The New York Times reports that the U.S. Postal Service is suspending its Operation Santa programs in New York and other cities. The programs, which have operated in different cities for more than 100 years, allowed post office customers to provide gifts to children who had written letters to Santa Claus.
According to the Times, "A Postal Service official in Washington, after an initial, limited acknowledgment of a 'privacy breach,' said that at one of the programs, not New York’s, a man whom a letter carrier recognized as a registered sex offender had 'adopted' a letter."
The problem with the program was that the Santas had the children's addresses and could provide gifts to children directly, sometimes in person.

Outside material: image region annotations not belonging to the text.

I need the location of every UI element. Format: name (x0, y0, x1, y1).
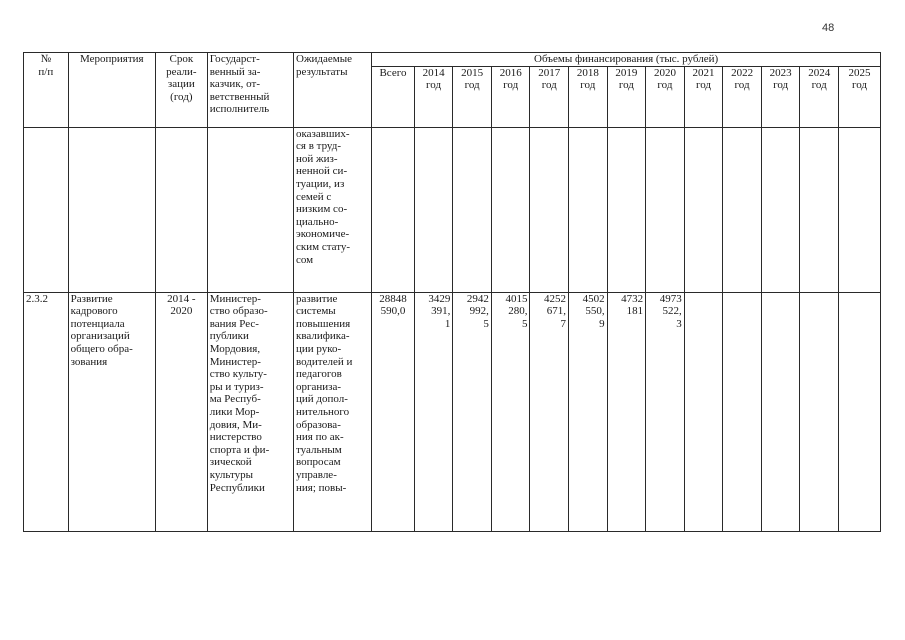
col-header-year: 2020 год (646, 66, 685, 127)
cell-year-value (838, 292, 880, 531)
cell (155, 127, 207, 292)
cell-results: развитие системы повышения квалифика- ции руко- водителей и педагогов организа- ций допол- нительного образова- ния по ак- туальным вопросам управле- ния; повы- (294, 292, 372, 531)
col-header-year: 2021 год (684, 66, 723, 127)
col-header-year: 2016 год (491, 66, 530, 127)
cell (723, 127, 762, 292)
col-header-year: 2017 год (530, 66, 569, 127)
cell (569, 127, 608, 292)
cell (24, 127, 69, 292)
cell-year-value: 4015 280, 5 (491, 292, 530, 531)
cell (453, 127, 492, 292)
cell (207, 127, 293, 292)
col-header-term: Срок реали- зации (год) (155, 53, 207, 128)
cell (838, 127, 880, 292)
cell-year-value (761, 292, 800, 531)
cell (646, 127, 685, 292)
cell-measure: Развитие кадрового потенциала организаций общего обра- зования (68, 292, 155, 531)
cell-num: 2.3.2 (24, 292, 69, 531)
cell (491, 127, 530, 292)
col-header-funding: Объемы финансирования (тыс. рублей) (372, 53, 881, 67)
col-header-year: 2022 год (723, 66, 762, 127)
cell-year-value (800, 292, 839, 531)
cell (372, 127, 415, 292)
cell (530, 127, 569, 292)
cell-year-value (723, 292, 762, 531)
cell-year-value: 4732 181 (607, 292, 646, 531)
cell (414, 127, 453, 292)
col-header-total: Всего (372, 66, 415, 127)
cell (761, 127, 800, 292)
cell-term: 2014 - 2020 (155, 292, 207, 531)
cell-year-value: 4973 522, 3 (646, 292, 685, 531)
col-header-year: 2023 год (761, 66, 800, 127)
cell-year-value: 2942 992, 5 (453, 292, 492, 531)
cell-results: оказавших- ся в труд- ной жиз- ненной си- туации, из семей с низким со- циально- экономиче- ским стату- сом (294, 127, 372, 292)
cell-customer: Министер- ство образо- вания Рес- публики Мордовия, Министер- ство культу- ры и туриз- ма Респуб- лики Мор- довия, Ми- нистерство спорта и фи- зической культуры Республики (207, 292, 293, 531)
page-number: 48 (822, 22, 835, 34)
cell-year-value: 4502 550, 9 (569, 292, 608, 531)
col-header-year: 2025 год (838, 66, 880, 127)
cell (800, 127, 839, 292)
col-header-year: 2014 год (414, 66, 453, 127)
cell-year-value: 3429 391, 1 (414, 292, 453, 531)
cell (68, 127, 155, 292)
col-header-customer: Государст- венный за- казчик, от- ветственный исполнитель (207, 53, 293, 128)
cell-year-value (684, 292, 723, 531)
financing-table (23, 52, 881, 532)
col-header-results: Ожидаемые результаты (294, 53, 372, 128)
cell (607, 127, 646, 292)
col-header-year: 2015 год (453, 66, 492, 127)
cell-year-value: 4252 671, 7 (530, 292, 569, 531)
col-header-year: 2019 год (607, 66, 646, 127)
col-header-year: 2024 год (800, 66, 839, 127)
cell (684, 127, 723, 292)
col-header-measures: Мероприятия (68, 53, 155, 128)
cell-total: 28848 590,0 (372, 292, 415, 531)
table-row (24, 127, 881, 292)
table-row (24, 292, 881, 531)
col-header-num: № п/п (24, 53, 69, 128)
col-header-year: 2018 год (569, 66, 608, 127)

The USPS is hoping to resume the program once it implements procedures to anonymize the children's letters. Under these arrangements, the post offices would act as clearing houses. They would replace the names and addresses in the letters with codes, and Santas would then only have the codes. Gifts would be brought to the post office, where workers would take care of subsequently unscrambling the codes and getting the gifts to the right children.
Sadly, even this wouldn't stop all possible abuses unless the USPS inspected the packages being sent to the children, as predators could still include their own contact information, or worse things, in the packages.
The USPS is absolutely right to take steps to protect the privacy and safety of children. It's terrible, though, that the bad actions of a few people could put such a worthwhile project at risk.